His music continues to celebrate these “interplays" of differences and commonalities. What started off in his critically acclaimed Grammy-nominated big band album, Live and in Clave!!!, where this Nuyorican son excelled at playing the Cuban son, while performing at the temple of jazz, Birdland; to the Grammy-nominated Big Band Urban Folktales, where the sounds and experiences of life in New York City were woven into songs which are the soundscape for what Rubén Blades has called, the contemporary “folklore of the City."  And as we know, all magical things come in threes. Now there is Multiverse, the culmination of influences and inspirations, bringing together elders who guided his development, respected colleagues in the field, as well as some of his own talented former students

This Multiverse vision of jazz is rooted in a deep tradition that goes back to Africa, Cuba, New Orleans, to St. Louis, Kansas City, Chicago and finally arrives and coalesces in New York City.  Along the way Bobby's Multiverse has incorporated other influences thereby reaffirming jazz, challenging its tenets and expanding upon it.  The jazz of the Multiverse rejects uniformity and embraces plurality.
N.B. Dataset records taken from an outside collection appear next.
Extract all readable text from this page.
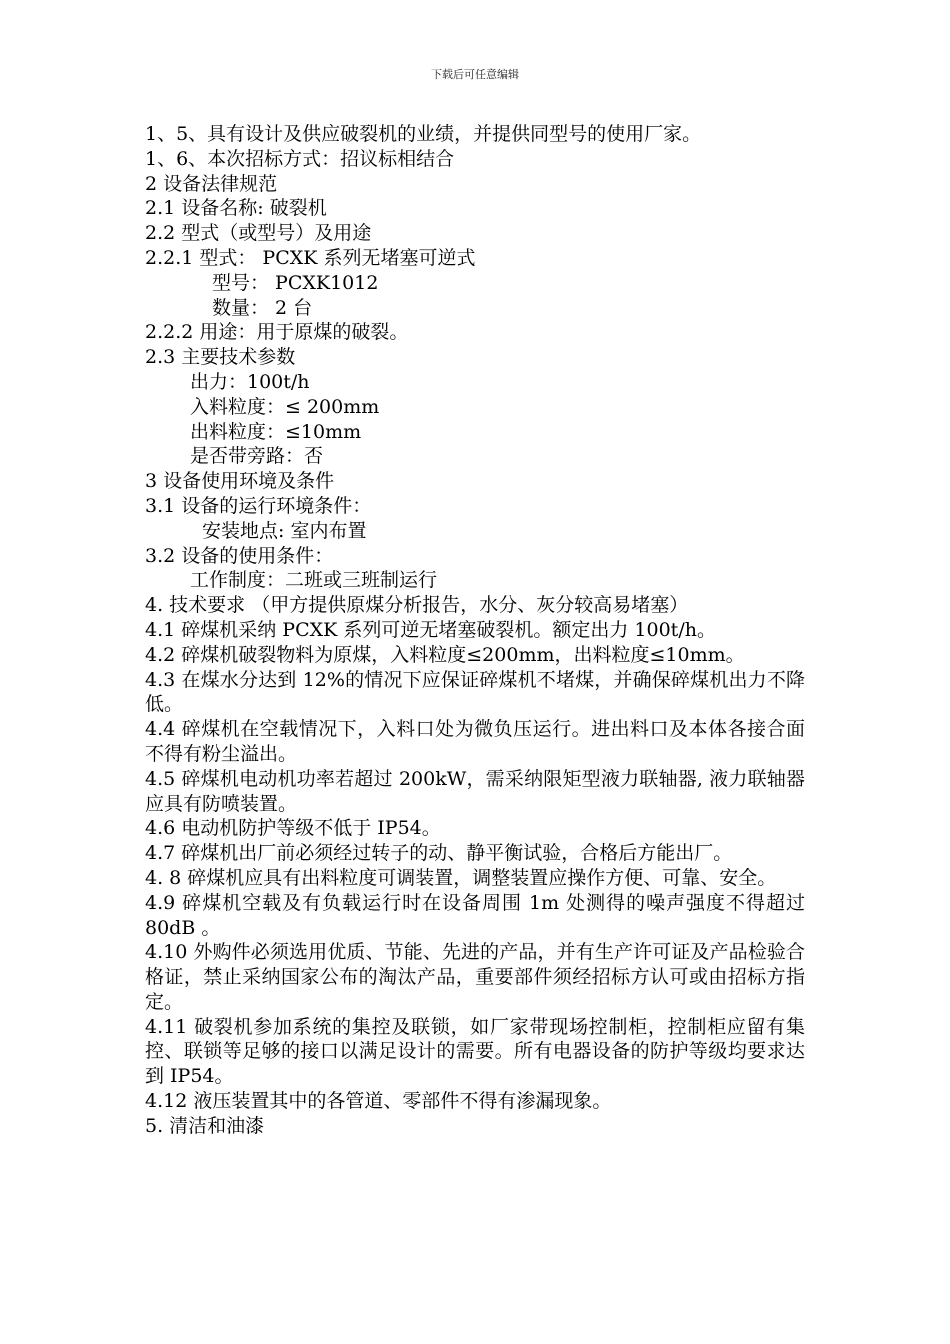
下载后可任意编辑
1、5、具有设计及供应破裂机的业绩，并提供同型号的使用厂家。
1、6、本次招标方式：招议标相结合
2 设备法律规范
2.1 设备名称: 破裂机
2.2 型式（或型号）及用途
2.2.1 型式： PCXK 系列无堵塞可逆式
型号： PCXK1012
数量： 2 台
2.2.2 用途：用于原煤的破裂。
2.3 主要技术参数
出力：100t/h
入料粒度：≤ 200mm
出料粒度：≤10mm
是否带旁路：否
3 设备使用环境及条件
3.1 设备的运行环境条件：
安装地点: 室内布置
3.2 设备的使用条件：
工作制度：二班或三班制运行
4. 技术要求 （甲方提供原煤分析报告，水分、灰分较高易堵塞）
4.1 碎煤机采纳 PCXK 系列可逆无堵塞破裂机。额定出力 100t/h。
4.2 碎煤机破裂物料为原煤，入料粒度≤200mm，出料粒度≤10mm。
4.3 在煤水分达到 12%的情况下应保证碎煤机不堵煤，并确保碎煤机出力不降低。
4.4 碎煤机在空载情况下，入料口处为微负压运行。进出料口及本体各接合面不得有粉尘溢出。
4.5 碎煤机电动机功率若超过 200kW，需采纳限矩型液力联轴器, 液力联轴器应具有防喷装置。
4.6 电动机防护等级不低于 IP54。
4.7 碎煤机出厂前必须经过转子的动、静平衡试验，合格后方能出厂。
4. 8 碎煤机应具有出料粒度可调装置，调整装置应操作方便、可靠、安全。
4.9 碎煤机空载及有负载运行时在设备周围 1m 处测得的噪声强度不得超过 80dB 。
4.10 外购件必须选用优质、节能、先进的产品，并有生产许可证及产品检验合格证，禁止采纳国家公布的淘汰产品，重要部件须经招标方认可或由招标方指定。
4.11 破裂机参加系统的集控及联锁，如厂家带现场控制柜，控制柜应留有集控、联锁等足够的接口以满足设计的需要。所有电器设备的防护等级均要求达到 IP54。
4.12 液压装置其中的各管道、零部件不得有渗漏现象。
5. 清洁和油漆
The fusion of different traditions and sounds does not destroy or dilute the traditional concepts of jazz, but creates other vibrant and interesting “possibilities."

It is a multiplicity of styles all joined together by the virtuosity of the contemporary jazz musician and the forward thinking vision of a man who has, as he has stated, one foot in the past, one in the present, and his head always looking toward the future. Revel in the MULTIVERSE. Enjoy the ride.